Results??? Why yes, I think I've seen a few. To be clear, I have seen ZERO lbs shed. Like NONE what so ever. In fact, I think I have gained a few. But things are fitting better. Denim jackets that I bought a size smaller are starting to feel a little baggy and I am able to button it now! I feel like my gut hangs out just a little less than it used to. But the biggest result has been my energy level. Having said that, last week and this, I've had a little set back in the energy department, but for the most part it has definitely increased! I used to come home from class and feel completely defeated. Like, even eating took effort. So I would drag myself to the car from the studio, practically crawl to the front door, muster up the strength to lift and pour milk into my cereal bowl from the gallon jug and try to make the journey from the bowl to the spoon with minimal spillage. Next, I would bitch and moan through removing workout clothes and try to stand on wobbly legs through the worlds quickest/hottest shower known to man. I would suffer through putting on pj's and then basically tuck and roll into my side of the bed, where I would hunker down for the night, at a whopping 8:15 pm at night!!! Hahahahaha. Pathetic.

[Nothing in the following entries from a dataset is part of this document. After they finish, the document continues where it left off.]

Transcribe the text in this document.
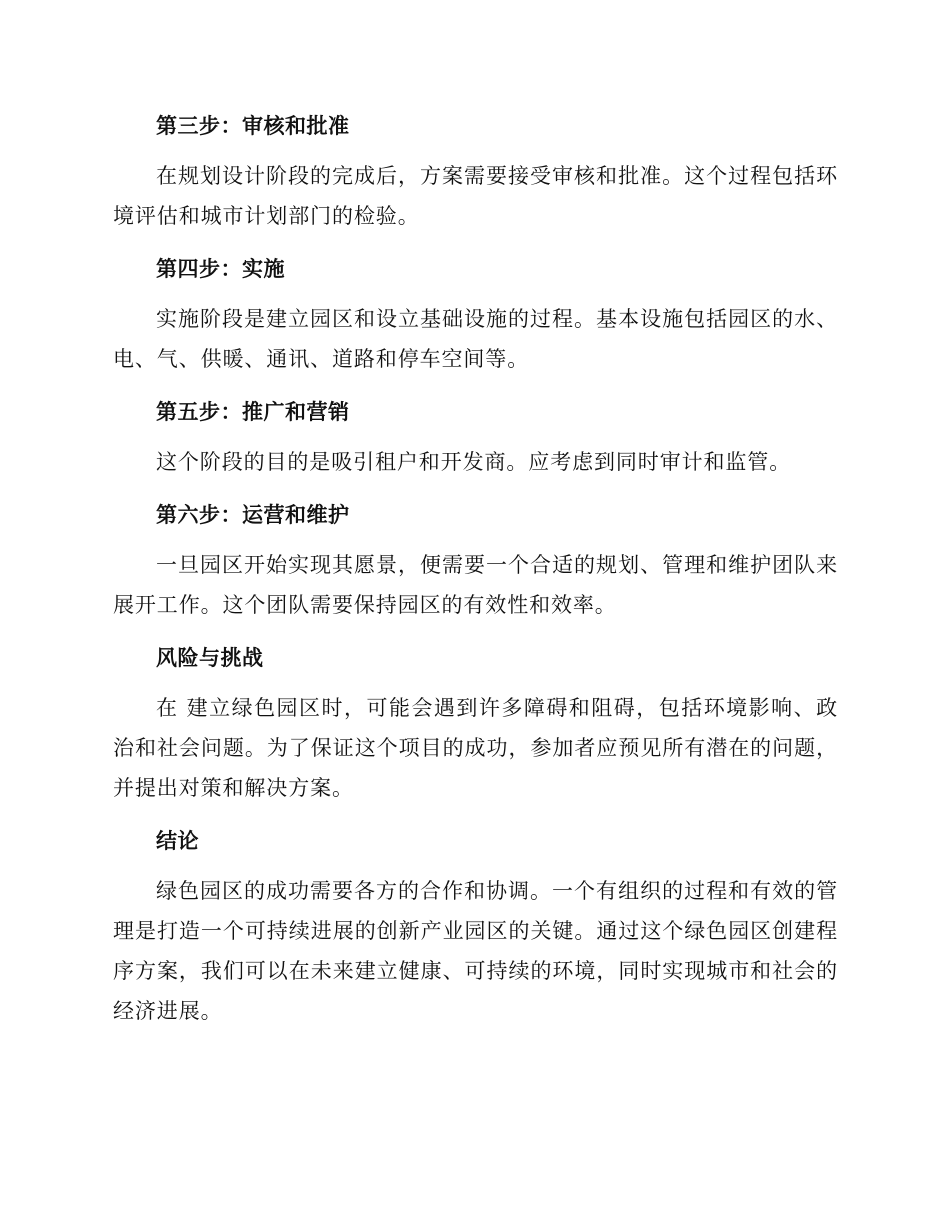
第三步：审核和批准

在规划设计阶段的完成后，方案需要接受审核和批准。这个过程包括环境评估和城市计划部门的检验。

第四步：实施

实施阶段是建立园区和设立基础设施的过程。基本设施包括园区的水、电、气、供暖、通讯、道路和停车空间等。

第五步：推广和营销

这个阶段的目的是吸引租户和开发商。应考虑到同时审计和监管。

第六步：运营和维护

一旦园区开始实现其愿景，便需要一个合适的规划、管理和维护团队来展开工作。这个团队需要保持园区的有效性和效率。

风险与挑战

在 建立绿色园区时，可能会遇到许多障碍和阻碍，包括环境影响、政治和社会问题。为了保证这个项目的成功，参加者应预见所有潜在的问题，并提出对策和解决方案。

结论

绿色园区的成功需要各方的合作和协调。一个有组织的过程和有效的管理是打造一个可持续进展的创新产业园区的关键。通过这个绿色园区创建程序方案，我们可以在未来建立健康、可持续的环境，同时实现城市和社会的经济进展。
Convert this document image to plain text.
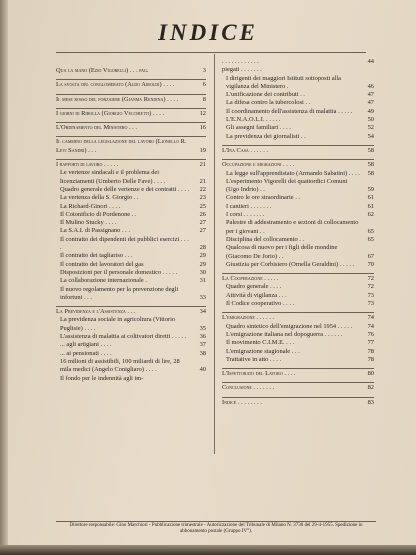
INDICE
Qua la mano (Ezio Vigorelli) . . . pag.	3
La svolta del conglomerato (Aldo Airoldi) . . . .	6
Il mese rosso del forzaiere (Gianma Rendina) . . . .	8
I giorni di Ribolla (Giorgio Vecchietti) . . . .	12
L'Ordinamento del Ministero . . .	16
Il cammino della legislazione del lavoro (Lionello R. Levi Sandri) . . .	19
I rapporti di lavoro . . . . .	21
Le vertenze sindacali e il problema dei licenziamenti (Umberto Delle Fave) . . . .	21
Quadro generale delle vertenze e dei contratti . . . .	22
La vertenza della S. Giorgio . .	23
La Richard-Ginori . . . .	25
Il Cotonificio di Pordenone . .	26
Il Mulino Stucky . . . .	27
La S.A.I. di Passignano . . .	27
Il contratto dei dipendenti dei pubblici esercizi . . . .	28
Il contratto dei tagliariso . . .	29
Il contratto dei lavoratori del gas	29
Disposizioni per il personale domestico . . . . .	30
La collaborazione internazionale .	31
Il nuovo regolamento per la prevenzione degli infortuni . . .	33
La Previdenza e l'Assistenza . . .	34
La previdenza sociale in agricoltura (Vittorio Puglisie) . . . .	35
L'assistenza di malattia ai coltivatori diretti . . . . .	36
... agli artigiani . . . .	37
... ai pensionati . . . .	38
16 milioni di assistibili, 100 miliardi di lire, 28 mila medici (Angelo Conigliaro) . . . .	40
Il fondo per le indennità agli im-
. . . . . . . . . . . .	44
piegati . . . . . . .
I dirigenti dei maggiori Istituti sottoposti alla vigilanza del Ministero .	46
L'unificazione dei contributi . .	47
La difesa contro la tubercolosi . .	47
Il coordinamento dell'assistenza di malattia . . . . .	49
L'E.N.A.O.L.I. . . . . .	50
Gli assegni familiari . . . .	52
La previdenza dei giornalisti . .	54
L'Ina Casa . . . . . .	58
Occupazione e migrazioni . . . .	58
La legge sull'apprendistato (Armando Sabatini) . . . .	58
L'esperimento Vigorelli dei quattordici Comuni (Ugo Indrio) . .	59
Contro le ore straordinarie . .	61
I cantieri . . . . . . .	61
I corsi . . . . . . .	62
Palestre di addestramento e sezioni di collocamento per i giovani . .	65
Disciplina del collocamento . .	65
Qualcosa di nuovo per i figli delle mondine (Giacomo De Jorio) . .	67
Giustizia per Corbisiero (Ornella Geraldini) . . . . .	70
La Cooperazione . . . . .	72
Quadro generale . . . .	72
Attività di vigilanza . . .	73
Il Codice cooperativo . . . .	73
L'emigrazione . . . . . .	74
Quadro sintetico dell'emigrazione nel 1954 . . . . .	74
L'emigrazione italiana nel dopoguerra . . . . . .	76
Il movimento C.I.M.E. . . .	77
L'emigrazione stagionale . . .	78
Trattative in atto . . . .	78
L'Ispettorato del Lavoro . . . .	80
Conclusione . . . . . . .	82
Indice . . . . . . . .	83
Direttore responsabile: Gino Marchiori - Pubblicazione trimestrale - Autorizzazione del Tribunale di Milano N. 3730 del 29-4-1955. Spedizione in abbonamento postale (Gruppo IV°).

These days I come home still a little sore, but so pumped! We usually start dinner when I get home, eat at the table, like a civilized family and then pack my clothes for tomorrow's workout, maybe do a load of laundry. Might watch of few episodes of something good on TV and then call it a night after my shower. It's an amazing feeling.

I know that all sounds like roses and butterflies, but there are a few draw backs. I have done nothing, ABSOLUTELY NOTHING to change my eating habits. :( One, I am weak and two, I just don't wanna. Well and I guess three, I feel like I need to tackle one hurdle at a time. So I'm choosing to focus on the exercise for right now. I'm guessing that's probably why I haven't seen any lbs fall off yet. I will say the more I work out and don't see the lbs fall off, the more compelled I am to start working on my food intake. So maybe shortly I will be starting that little adventure. Until then I am back...with vengeance and ready to give this thing another go.

What have you guys been up to for the past 7 months?